Tras los desacuerdos entre el presidente electo de Estados Unidos, Donald Trump, y la empresa Boeing sobre el costo del nuevo Air Force One, la tarde del pasado miércoles, el magnate y Dennis Muilenburg, director ejecutivo de la fabricante, se encontraron para conversar sobre el valor real que tendrá el próximo avión presidencial.
Muilenberg prometió a Trump, luego de varios horas de reunión, que la aeronave "costará menos de 4 mil millones de dólares", precio que el ahora mandatario había cuestionado a principio de mes:
"Boeing está construyendo un nuevo 747 Air Force One para futuros presidentes, pero los costos están fuera de control, más de 4 mil millones. ¡Cancelen la orden!", escribió Trump.

Sin embargo, al poco tiempo de la publicación, Boeing negó que fuera ese el valor pero se mostró accesible a una negociación.
Según la empresa, quieren "ofrecer el mejor servicio, así como garantizar la seguridad del presidente y de la nación en un modo que resulte accesible", dijo Muilenburg al finalizar encuentro entre ambos.

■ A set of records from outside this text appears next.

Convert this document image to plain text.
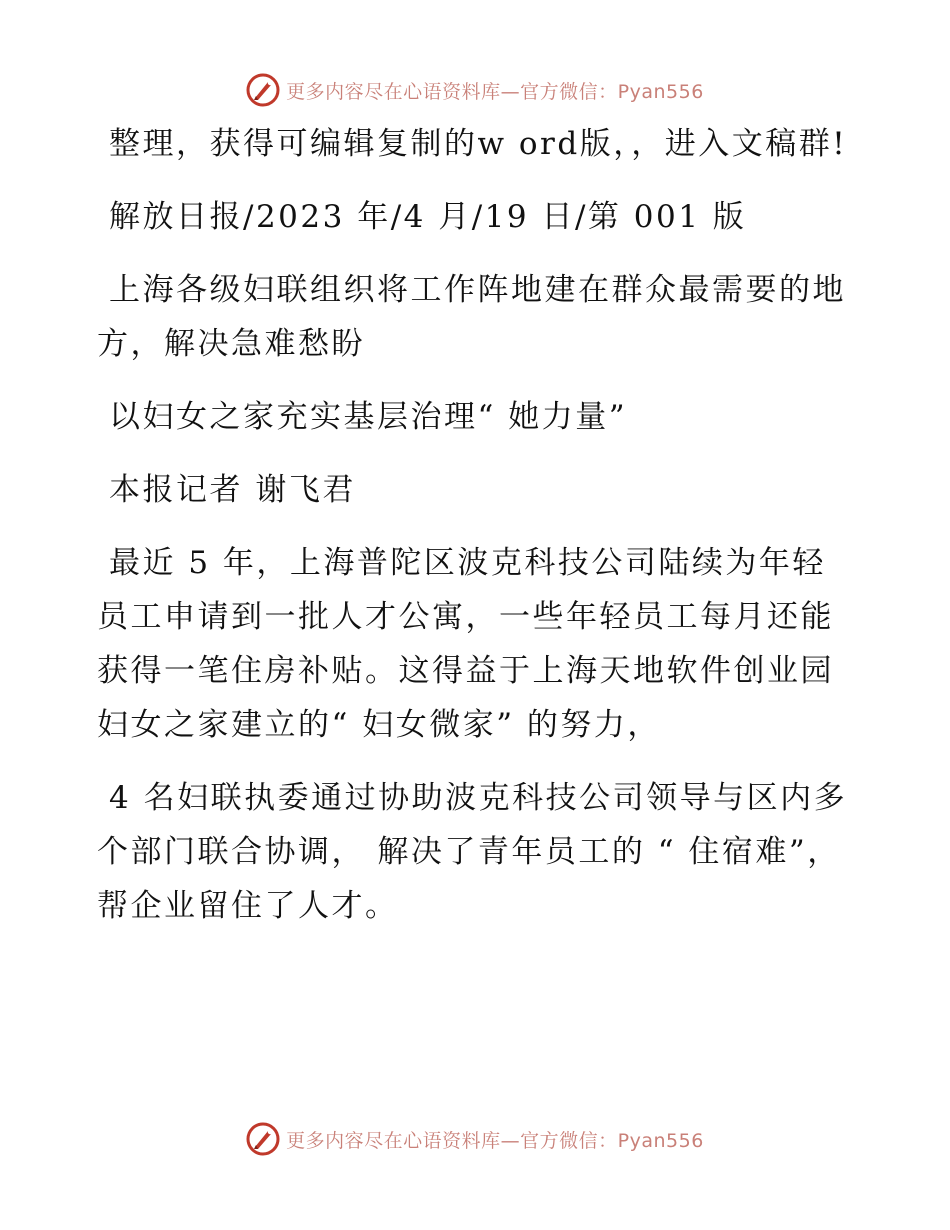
更多内容尽在心语资料库—官方微信：Pyan556

整理，获得可编辑复制的w ord版，，进入文稿群!

解放日报/2023 年/4 月/19 日/第 001 版

上海各级妇联组织将工作阵地建在群众最需要的地方，解决急难愁盼

以妇女之家充实基层治理“ 她力量”

本报记者 谢飞君

最近 5 年，上海普陀区波克科技公司陆续为年轻员工申请到一批人才公寓，一些年轻员工每月还能获得一笔住房补贴。这得益于上海天地软件创业园妇女之家建立的“ 妇女微家” 的努力，

4 名妇联执委通过协助波克科技公司领导与区内多个部门联合协调， 解决了青年员工的 “ 住宿难”，帮企业留住了人才。

更多内容尽在心语资料库—官方微信：Pyan556
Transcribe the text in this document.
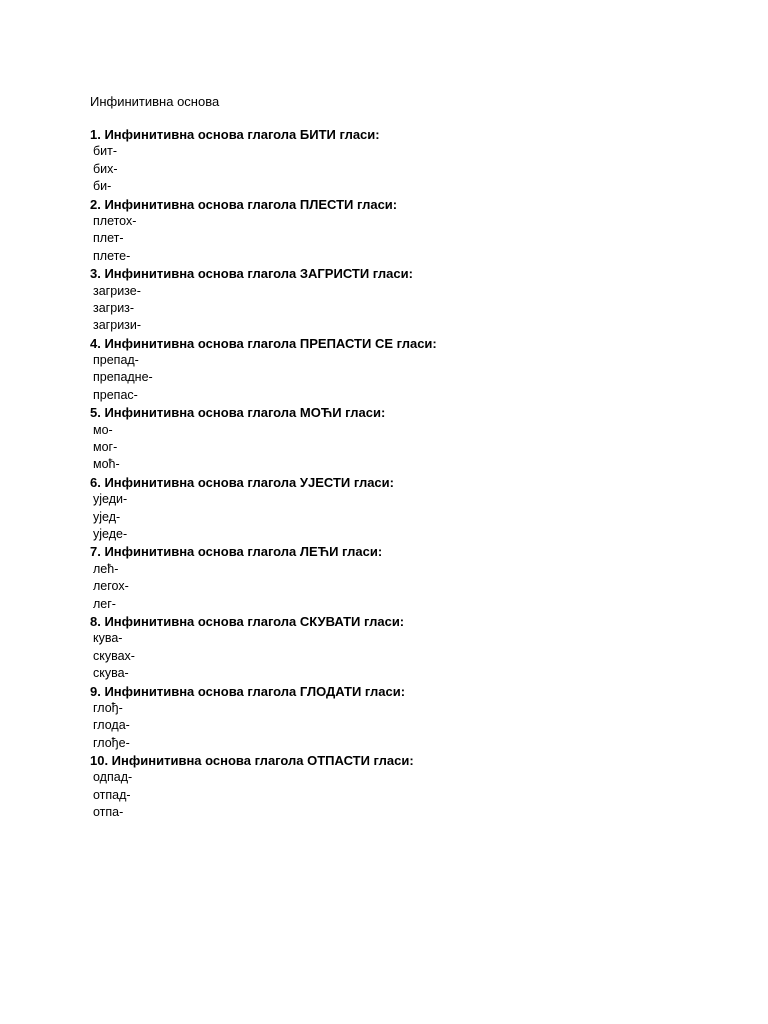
Инфинитивна основа
1. Инфинитивна основа глагола БИТИ гласи:
бит-
бих-
би-
2. Инфинитивна основа глагола ПЛЕСТИ гласи:
плетох-
плет-
плете-
3. Инфинитивна основа глагола ЗАГРИСТИ гласи:
загризе-
загриз-
загризи-
4. Инфинитивна основа глагола ПРЕПАСТИ СЕ гласи:
препад-
препадне-
препас-
5. Инфинитивна основа глагола МОЋИ гласи:
мо-
мог-
моћ-
6. Инфинитивна основа глагола УЈЕСТИ гласи:
уједи-
ујед-
уједе-
7. Инфинитивна основа глагола ЛЕЋИ гласи:
лећ-
легох-
лег-
8. Инфинитивна основа глагола СКУВАТИ гласи:
кува-
скувах-
скува-
9. Инфинитивна основа глагола ГЛОДАТИ гласи:
глођ-
глода-
глође-
10. Инфинитивна основа глагола ОТПАСТИ гласи:
одпад-
отпад-
отпа-
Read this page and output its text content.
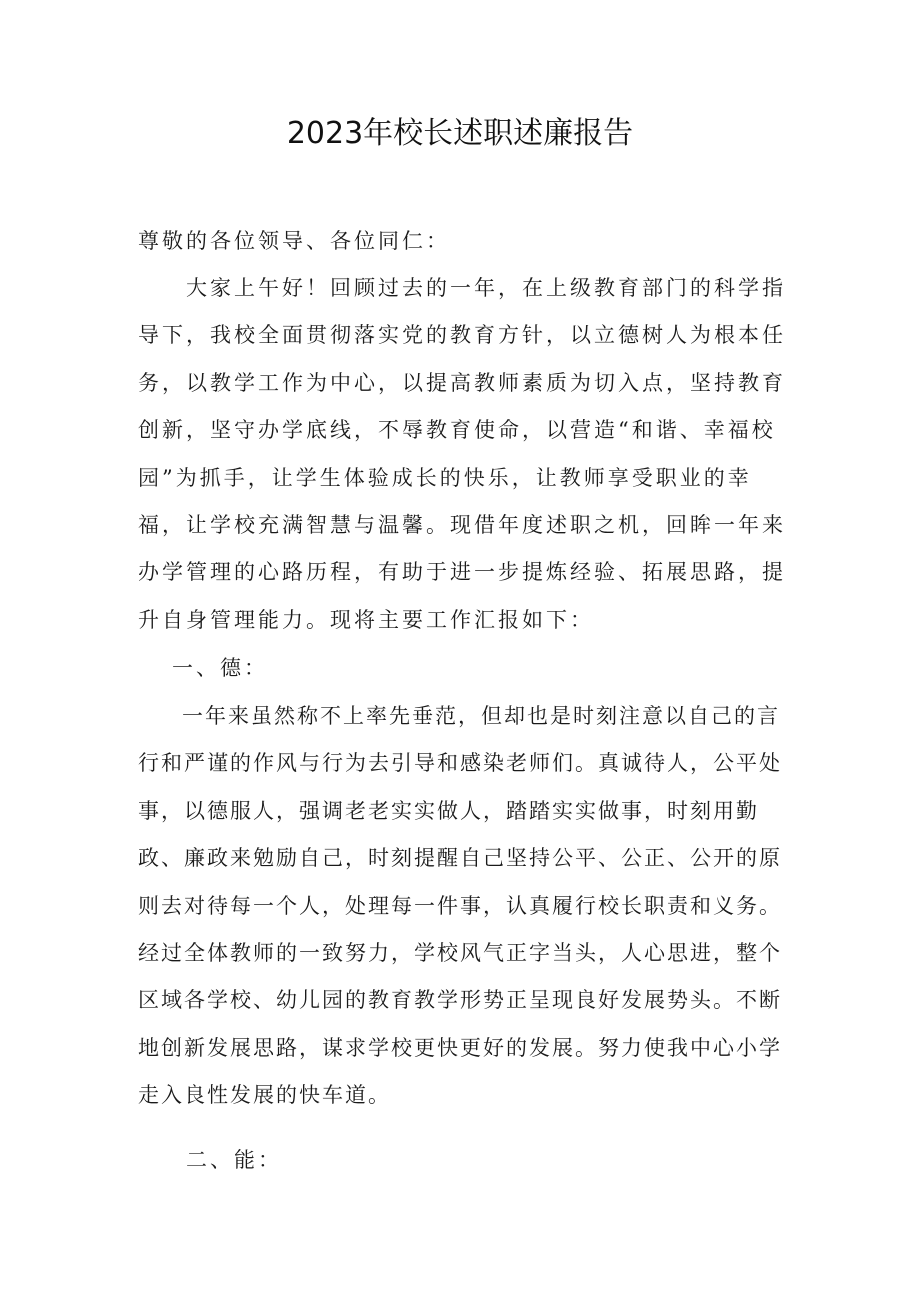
2023年校长述职述廉报告

尊敬的各位领导、各位同仁：

大家上午好！回顾过去的一年，在上级教育部门的科学指导下，我校全面贯彻落实党的教育方针，以立德树人为根本任务，以教学工作为中心，以提高教师素质为切入点，坚持教育创新，坚守办学底线，不辱教育使命，以营造“和谐、幸福校园”为抓手，让学生体验成长的快乐，让教师享受职业的幸福，让学校充满智慧与温馨。现借年度述职之机，回眸一年来办学管理的心路历程，有助于进一步提炼经验、拓展思路，提升自身管理能力。现将主要工作汇报如下：

一、德：

一年来虽然称不上率先垂范，但却也是时刻注意以自己的言行和严谨的作风与行为去引导和感染老师们。真诚待人，公平处事，以德服人，强调老老实实做人，踏踏实实做事，时刻用勤政、廉政来勉励自己，时刻提醒自己坚持公平、公正、公开的原则去对待每一个人，处理每一件事，认真履行校长职责和义务。经过全体教师的一致努力，学校风气正字当头，人心思进，整个区域各学校、幼儿园的教育教学形势正呈现良好发展势头。不断地创新发展思路，谋求学校更快更好的发展。努力使我中心小学走入良性发展的快车道。

二、能：
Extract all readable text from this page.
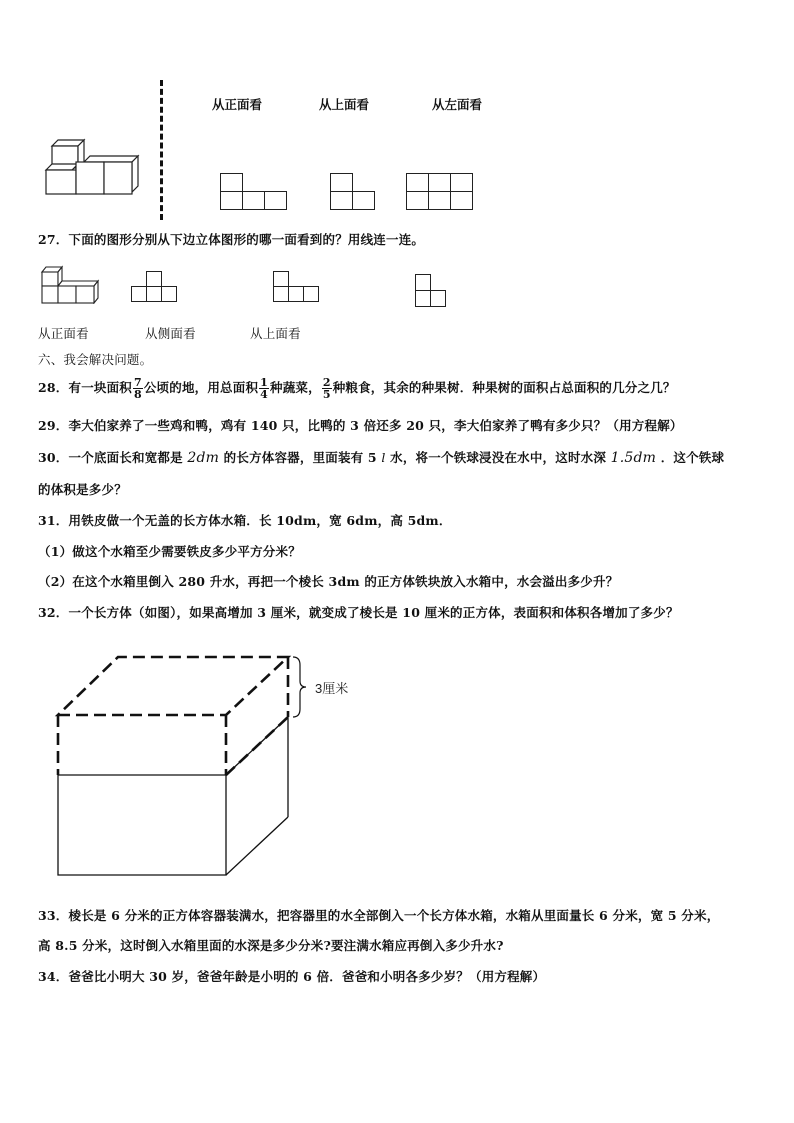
从正面看	从上面看	从左面看
27．下面的图形分别从下边立体图形的哪一面看到的？用线连一连。
从正面看	从侧面看	从上面看
六、我会解决问题。
28．有一块面积 $\frac{7}{8}$ 公顷的地，用总面积 $\frac{1}{4}$ 种蔬菜， $\frac{2}{5}$ 种粮食，其余的种果树．种果树的面积占总面积的几分之几？
29．李大伯家养了一些鸡和鸭，鸡有 140 只，比鸭的 3 倍还多 20 只，李大伯家养了鸭有多少只？（用方程解）
30．一个底面长和宽都是 2dm 的长方体容器，里面装有 5 l 水，将一个铁球浸没在水中，这时水深 1.5dm ．这个铁球
的体积是多少？
31．用铁皮做一个无盖的长方体水箱．长 10dm，宽 6dm，高 5dm．
（1）做这个水箱至少需要铁皮多少平方分米？
（2）在这个水箱里倒入 280 升水，再把一个棱长 3dm 的正方体铁块放入水箱中，水会溢出多少升？
32．一个长方体（如图），如果高增加 3 厘米，就变成了棱长是 10 厘米的正方体，表面积和体积各增加了多少？
3厘米
33．棱长是 6 分米的正方体容器装满水，把容器里的水全部倒入一个长方体水箱，水箱从里面量长 6 分米，宽 5 分米，
高 8.5 分米，这时倒入水箱里面的水深是多少分米?要注满水箱应再倒入多少升水?
34．爸爸比小明大 30 岁，爸爸年龄是小明的 6 倍．爸爸和小明各多少岁？（用方程解）
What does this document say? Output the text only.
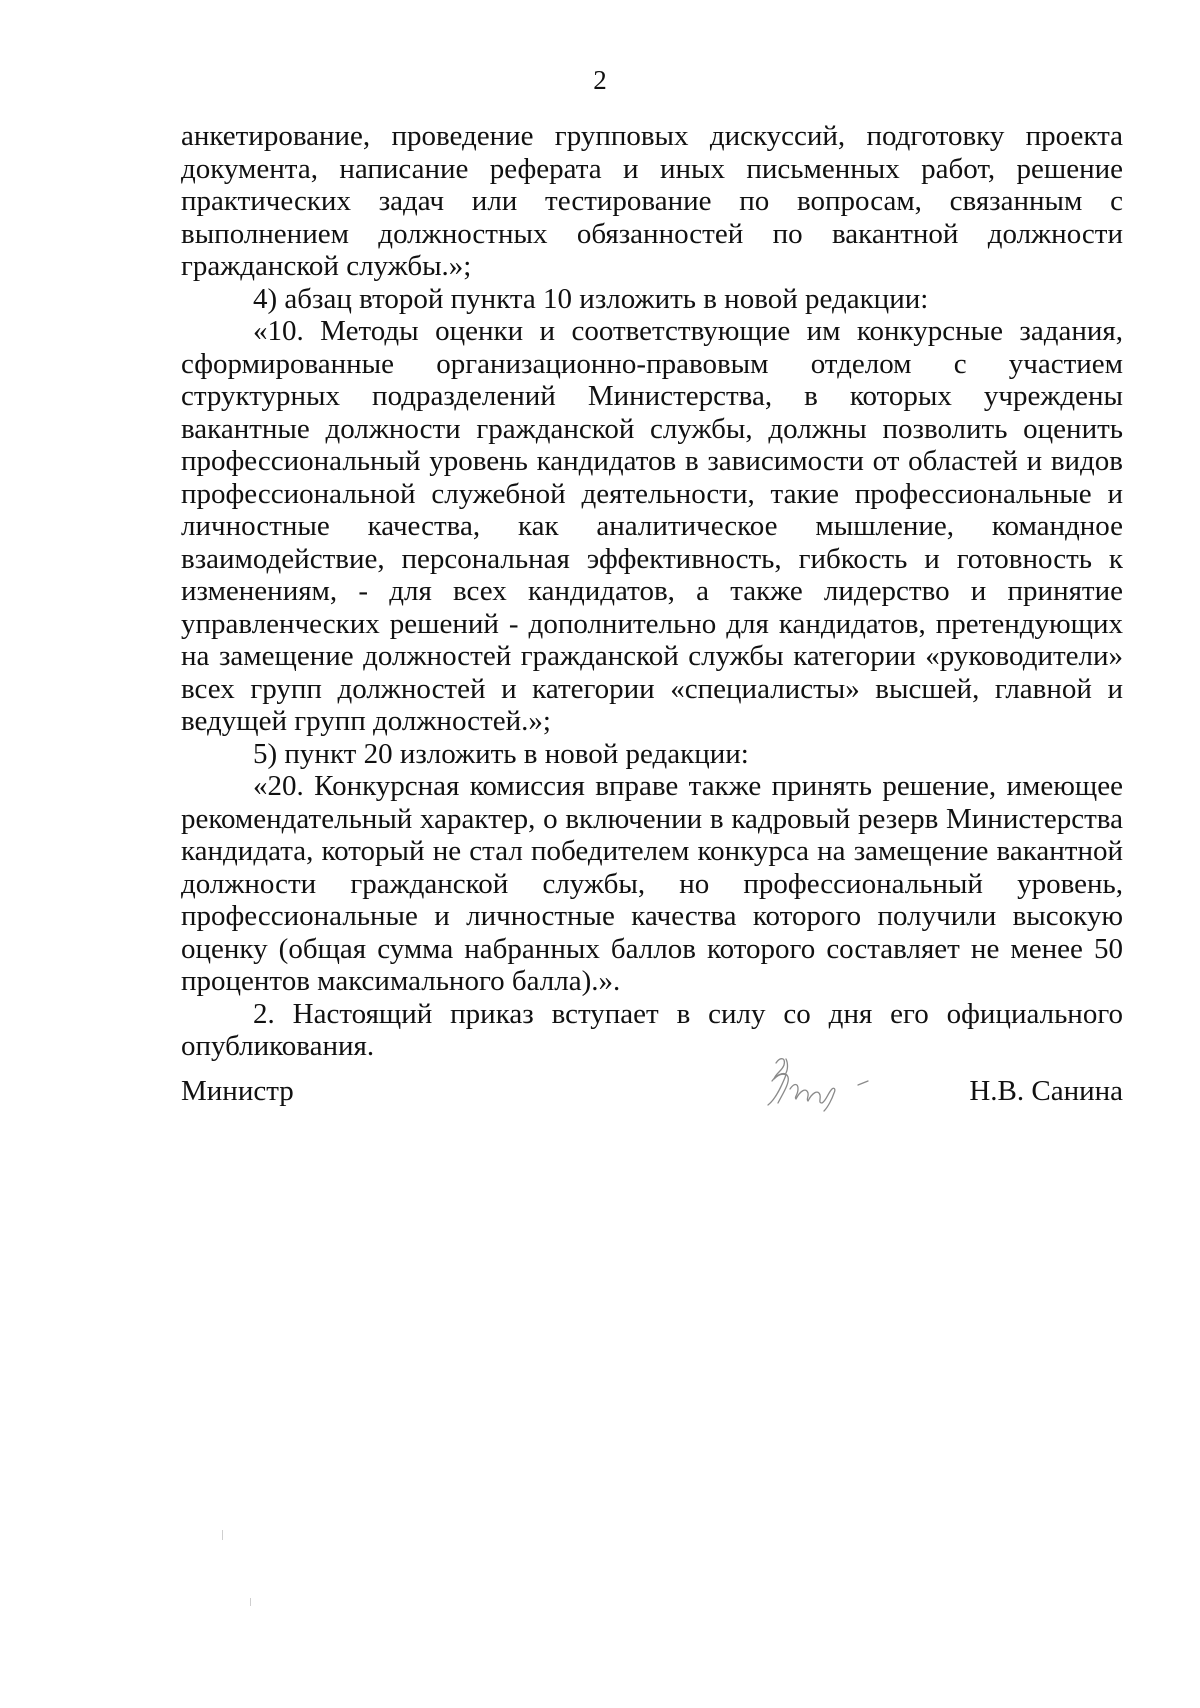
2

анкетирование, проведение групповых дискуссий, подготовку проекта документа, написание реферата и иных письменных работ, решение практических задач или тестирование по вопросам, связанным с выполнением должностных обязанностей по вакантной должности гражданской службы.»;

4) абзац второй пункта 10 изложить в новой редакции:

«10. Методы оценки и соответствующие им конкурсные задания, сформированные организационно-правовым отделом с участием структурных подразделений Министерства, в которых учреждены вакантные должности гражданской службы, должны позволить оценить профессиональный уровень кандидатов в зависимости от областей и видов профессиональной служебной деятельности, такие профессиональные и личностные качества, как аналитическое мышление, командное взаимодействие, персональная эффективность, гибкость и готовность к изменениям, - для всех кандидатов, а также лидерство и принятие управленческих решений - дополнительно для кандидатов, претендующих на замещение должностей гражданской службы категории «руководители» всех групп должностей и категории «специалисты» высшей, главной и ведущей групп должностей.»;

5) пункт 20 изложить в новой редакции:

«20. Конкурсная комиссия вправе также принять решение, имеющее рекомендательный характер, о включении в кадровый резерв Министерства кандидата, который не стал победителем конкурса на замещение вакантной должности гражданской службы, но профессиональный уровень, профессиональные и личностные качества которого получили высокую оценку (общая сумма набранных баллов которого составляет не менее 50 процентов максимального балла).».

2. Настоящий приказ вступает в силу со дня его официального опубликования.

Министр	Н.В. Санина
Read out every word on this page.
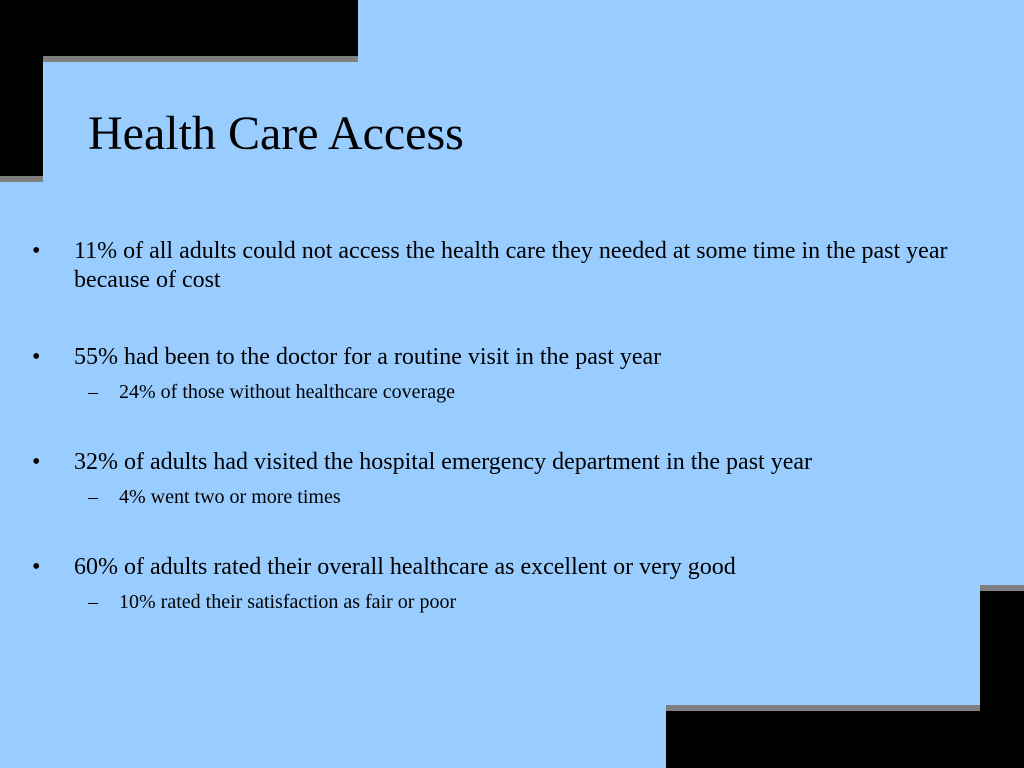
Health Care Access
• 11% of all adults could not access the health care they needed at some time in the past year because of cost
• 55% had been to the doctor for a routine visit in the past year
– 24% of those without healthcare coverage
• 32% of adults had visited the hospital emergency department in the past year
– 4% went two or more times
• 60% of adults rated their overall healthcare as excellent or very good
– 10% rated their satisfaction as fair or poor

Y es que el próximo avión requiere de una serie de equipamientos especiales para permitir que el presidente vuele alrededor del mundo y tenga acceso a la misma información que en la Casa Blanca, por lo que el diseño y fabricación necesitan altos costos, justifica la compañía.
No obstante, no anunciaron el precio pactado (si es que llegaron a un acuerdo).